Según Luisa Andreoli, ingeniera e investigadora en neurociencias, el sistema inmunológico es el más inteligente del cuerpo humano. Explicó que funciona como guardián de la homeostasis: "Restaura la armonía interna sin efectos secundarios adversos, repara desde la raíz del problema", afirmó. A diferencia de los fármacos, que generan desequilibrios secundarios, el sistema inmune comunica la recuperación de forma integral.

La inmunidad no empieza cuando aparece un síntoma. Comienza cuando se duerme bien, cuando se come lo suficiente, cuando se regula el estrés y cuando se cuida el intestino. Según la nutricionista Fiorella Vitelli, creadora de un método que integra nutrición, emociones y hábitos simples, "el sistema inmune no responde a una pastilla aislada. Responde a la coherencia diaria".

Defenderse requiere energía: fabricar anticuerpos, activar células inmunes y reparar tejidos consume recursos constantemente. Cuando el cuerpo entra en déficit crónico por dietas muy restrictivas o saltarse comidas, la prioridad cambia. El cuerpo prioriza sobrevivir en lugar de optimizar defensas. Más allá de energía, necesita micronutrientes específicos: hierro, zinc, vitaminas A, C y D, además de proteínas conscientes. Sin aminoácidos no hay anticuerpos.

Vitelli destacó que el escudo inmunológico se forja con cuatro pilares: una dieta variada basada en plantas, movimiento frecuente, descanso de calidad y gestión del estrés. Cuando el estrés se vuelve crónico impacta directo en las defensas, dejando al cuerpo mucho más vulnerable ante amenazas externas.
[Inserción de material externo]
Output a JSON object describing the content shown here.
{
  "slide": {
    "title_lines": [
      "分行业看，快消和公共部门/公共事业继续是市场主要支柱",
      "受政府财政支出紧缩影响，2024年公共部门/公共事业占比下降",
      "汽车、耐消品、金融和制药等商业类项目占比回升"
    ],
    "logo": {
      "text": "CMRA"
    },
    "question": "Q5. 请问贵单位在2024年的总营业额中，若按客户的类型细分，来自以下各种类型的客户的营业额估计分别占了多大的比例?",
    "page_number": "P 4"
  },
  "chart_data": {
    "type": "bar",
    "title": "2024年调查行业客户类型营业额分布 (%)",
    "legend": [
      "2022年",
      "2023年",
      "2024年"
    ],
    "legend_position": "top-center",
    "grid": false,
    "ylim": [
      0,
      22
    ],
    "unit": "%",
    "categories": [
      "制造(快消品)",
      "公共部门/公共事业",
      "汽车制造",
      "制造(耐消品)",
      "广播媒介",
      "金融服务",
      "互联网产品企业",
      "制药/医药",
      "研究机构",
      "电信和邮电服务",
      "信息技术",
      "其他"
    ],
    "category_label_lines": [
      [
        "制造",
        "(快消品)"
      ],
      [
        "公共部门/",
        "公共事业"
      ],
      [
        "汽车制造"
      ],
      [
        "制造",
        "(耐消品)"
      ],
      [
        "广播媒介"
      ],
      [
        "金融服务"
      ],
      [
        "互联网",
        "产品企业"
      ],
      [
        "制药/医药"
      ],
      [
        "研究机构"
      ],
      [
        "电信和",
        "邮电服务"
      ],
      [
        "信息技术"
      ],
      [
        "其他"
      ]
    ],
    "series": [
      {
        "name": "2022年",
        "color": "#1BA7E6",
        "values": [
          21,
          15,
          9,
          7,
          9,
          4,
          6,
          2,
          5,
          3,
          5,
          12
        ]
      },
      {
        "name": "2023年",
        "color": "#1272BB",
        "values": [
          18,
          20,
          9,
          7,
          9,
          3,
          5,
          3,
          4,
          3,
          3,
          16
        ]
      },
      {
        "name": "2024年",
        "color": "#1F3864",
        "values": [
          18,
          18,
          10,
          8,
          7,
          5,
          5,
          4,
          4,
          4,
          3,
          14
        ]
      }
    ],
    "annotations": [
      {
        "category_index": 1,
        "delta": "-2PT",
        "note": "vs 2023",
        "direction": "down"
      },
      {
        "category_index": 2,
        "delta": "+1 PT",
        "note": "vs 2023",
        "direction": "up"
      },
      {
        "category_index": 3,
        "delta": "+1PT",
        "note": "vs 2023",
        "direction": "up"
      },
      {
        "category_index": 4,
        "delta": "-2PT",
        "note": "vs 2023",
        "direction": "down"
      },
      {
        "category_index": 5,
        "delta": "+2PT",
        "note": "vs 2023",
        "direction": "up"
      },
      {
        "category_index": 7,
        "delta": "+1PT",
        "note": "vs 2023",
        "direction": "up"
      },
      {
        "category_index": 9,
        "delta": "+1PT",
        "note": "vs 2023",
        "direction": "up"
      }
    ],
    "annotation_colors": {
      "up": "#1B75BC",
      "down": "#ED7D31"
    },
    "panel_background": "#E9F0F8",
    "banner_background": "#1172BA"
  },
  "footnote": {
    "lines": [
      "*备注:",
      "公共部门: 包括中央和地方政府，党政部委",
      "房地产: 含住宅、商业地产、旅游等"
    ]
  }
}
No se trata de reforzar las defensas cuando algo falla, sino de construirlas a partir de hábitos simples y sostenibles.

La doctora Florencia Giecco, especialista en ayurveda y fitomedicina, ofrece una perspectiva diferente: "La inmunidad no es una barrera; es un sistema de comunicación inteligente que habla constantemente con el cuerpo, el intestino, las emociones y el sueño". En su visión, el sistema inmune no tiene que estar alto, tiene que estar regulado. "El concepto no es estimular la inmunidad, es modularla: regular, equilibrar, que responda cuando tiene que responder y que no se pase de rosca cuando no hay amenaza real", explicó.

Giecco identifica dos escenarios de desequilibrio: la falta de respuesta, que causa infecciones y virus recurrentes, y el extremo opuesto, un sistema hiperactivo que genera alergias e inflamación crónica de bajo grado. Para modular el sistema inmunológico desde una mirada integral, recomendó la ingesta de reishi (ganoderma lucidum), un hongo medicinal usado en medicina china tradicional hace más de dos mil años.

El reishi se conoce como el hongo de la inmortalidad o lingzhi. Lo que hace en el cuerpo tiene un nombre técnico: inmunomodulación. Esto significa que no simplemente sube o baja las defensas al azar, sino que las regula inteligentemente. Giecco basó su recomendación en estudios publicados en PubMed, la base de datos médica más importante del mundo. "Su uso está científicamente avalado a partir de los dos años de edad", precisó.